Un des reproches fait à cette mesure est en effet le manque de clarté et les angles morts qu’elle peut contenir. « Il est un peu tôt pour tirer des conclusions, mais il est clair que l’arrêté n’est pas parfait. (…) Les règles ne sont pas toujours faciles à appliquer et ne sont pas toujours très claires », explique Magali Clavie, présidente de la Commission des jeux de hasard (CJH). L’organe, pourtant le régulateur officiel et un acteur central de la protection du citoyen, n’a par ailleurs pas été consulté par le gouvernement. Un autre point noir réside dans le sort réservé à la Loterie Nationale, qui échappe à ces interdictions. Un « deux poids, deux mesures » que le gouvernement justifie par le fait qu’il exerce « une supervision directe » sur la société.
Si, dans ses objectifs, la mesure est salutaire, est-elle efficace ? « Il faut être méfiant avec les interdictions trop fortes. Surtout que le marché illégal peut difficilement être endigué. On peut fermer des sites, mais de nouveaux s’ouvriront. La politique doit favoriser une canalisation vers un marché sûr », explique Magali Clavie. Selon Emmanuel Mewissen, « on rend invisible des sites où il y a beaucoup de réglementations. Les sites illégaux sont plus attractifs car ils n’ont pas de filtres et peuvent offrir plus de choses aux consommateurs. Le flux du marché est simplement détourné ».

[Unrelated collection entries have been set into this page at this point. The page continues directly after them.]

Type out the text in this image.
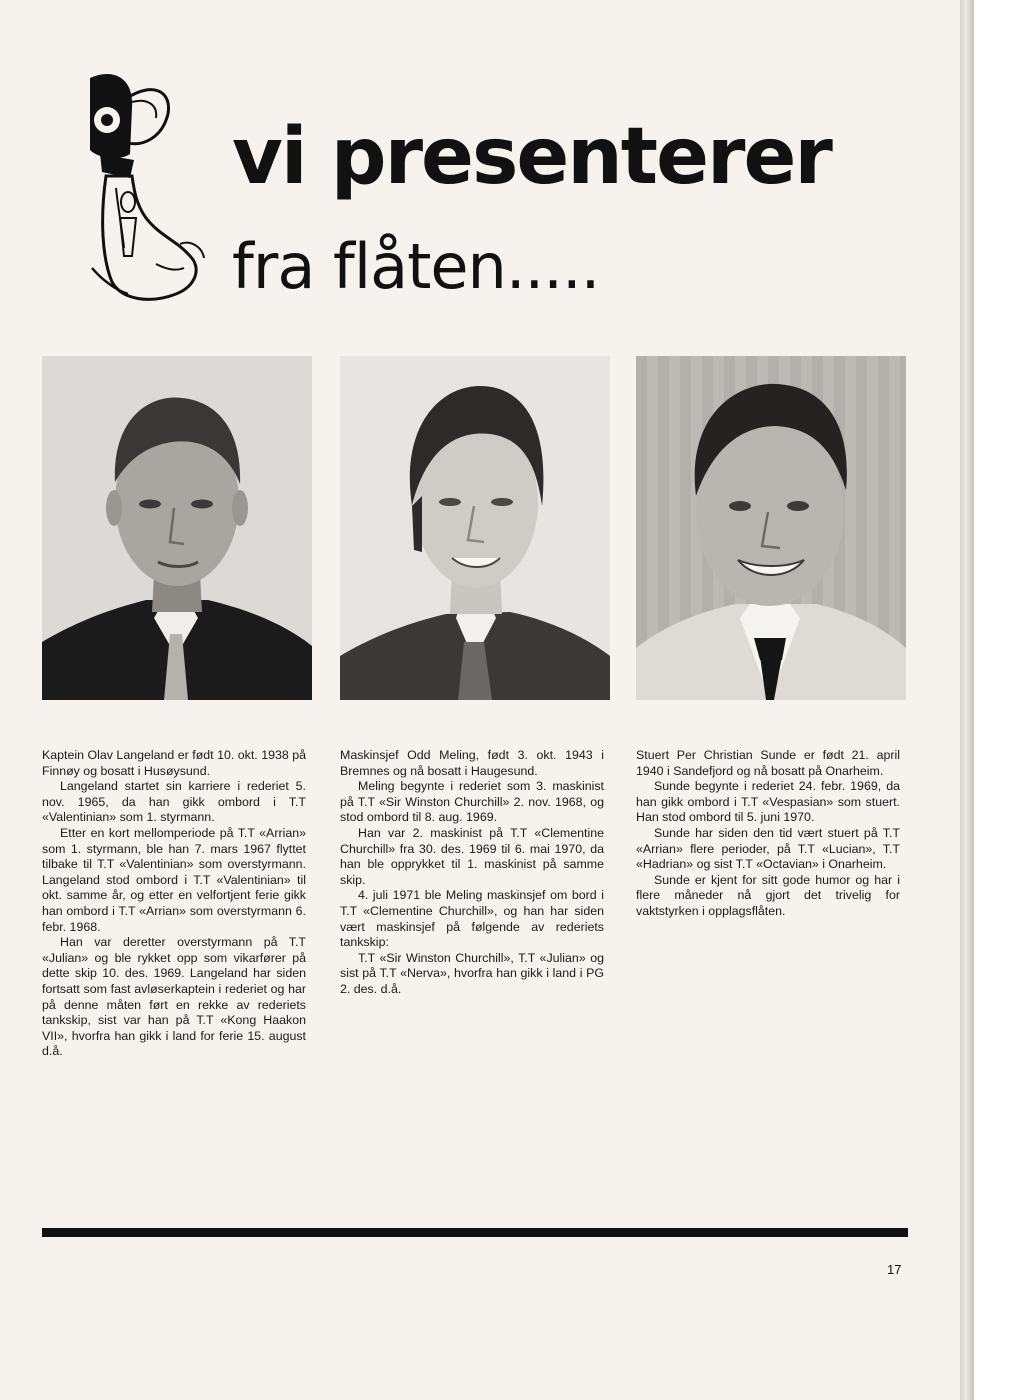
vi presenterer
fra flåten.....

Kaptein Olav Langeland er født 10. okt. 1938 på Finnøy og bosatt i Husøysund.

Langeland startet sin karriere i rederiet 5. nov. 1965, da han gikk ombord i T.T «Valentinian» som 1. styrmann.

Etter en kort mellomperiode på T.T «Arrian» som 1. styrmann, ble han 7. mars 1967 flyttet tilbake til T.T «Valentinian» som overstyrmann. Langeland stod ombord i T.T «Valentinian» til okt. samme år, og etter en velfortjent ferie gikk han ombord i T.T «Arrian» som overstyrmann 6. febr. 1968.

Han var deretter overstyrmann på T.T «Julian» og ble rykket opp som vikarfører på dette skip 10. des. 1969. Langeland har siden fortsatt som fast avløserkaptein i rederiet og har på denne måten ført en rekke av rederiets tankskip, sist var han på T.T «Kong Haakon VII», hvorfra han gikk i land for ferie 15. august d.å.

Maskinsjef Odd Meling, født 3. okt. 1943 i Bremnes og nå bosatt i Haugesund.

Meling begynte i rederiet som 3. maskinist på T.T «Sir Winston Churchill» 2. nov. 1968, og stod ombord til 8. aug. 1969.

Han var 2. maskinist på T.T «Clementine Churchill» fra 30. des. 1969 til 6. mai 1970, da han ble opprykket til 1. maskinist på samme skip.

4. juli 1971 ble Meling maskinsjef om bord i T.T «Clementine Churchill», og han har siden vært maskinsjef på følgende av rederiets tankskip:

T.T «Sir Winston Churchill», T.T «Julian» og sist på T.T «Nerva», hvorfra han gikk i land i PG 2. des. d.å.

Stuert Per Christian Sunde er født 21. april 1940 i Sandefjord og nå bosatt på Onarheim.

Sunde begynte i rederiet 24. febr. 1969, da han gikk ombord i T.T «Vespasian» som stuert. Han stod ombord til 5. juni 1970.

Sunde har siden den tid vært stuert på T.T «Arrian» flere perioder, på T.T «Lucian», T.T «Hadrian» og sist T.T «Octavian» i Onarheim.

Sunde er kjent for sitt gode humor og har i flere måneder nå gjort det trivelig for vaktstyrken i opplagsflåten.

17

Autres perdants : les groupes de presse. « Ils perdent des ressources publicitaires alors qu’ils sont les seuls à réellement protéger le consommateur, pour laisser le champ libre aux GAFA (Google, Facebook, Amazone, Apple) qui continuent de bénéficier du trafic de jeux sans aucune restriction », déplore le CEO d’Ardent Group.
Dangers bien réels des jeux de hasard
Si la méthode est décriée, les dangers des jeux de hasard et ses conséquences réelles ne sont pas remises en question, y compris du côté des acteurs concernés. « Ce n’est pas une activité comme une autre. Même si dans la plupart des cas elle n’est que récréative, il y a des comportements problématiques et pathologiques. La publicité banalise les jeux. Partant de ce principe, il nous semble donc important de tenter de diminuer sa consommation par des restrictions accompagnées de messages de préventions », soutient la présidente de la CJH.
Malgré cela, plusieurs recours au Conseil d’Etat sont en cours. Les opérateurs privés estiment à 550 millions d’euro leurs pertes dans les cinq prochaines années. Cependant, les procédures sont longues (délai moyen de 18 mois) et seuls les préjudices graves sont pris en compte. Vu que les pertes financières n’en font pas partie, cela restreint les chances de voir ces recours aboutir.
En attendant, la place est laissée au dialogue. « Nous proposons aux acteurs du secteur de faire des listages des zones d’ombre pour voir ce qui peut être fait et garantir des règles qui soient égalitaires. Ce n’est pas parce que les acteurs concernés donnent un argument qu’il est forcément faux. Il faut ouvrir un dialogue », affirme Magali Clavie. Un point sur lequel le CEO d’Ardent Group semble s’aligner, annonçant qu’il souhaite « favoriser le débat pour construire quelque chose ».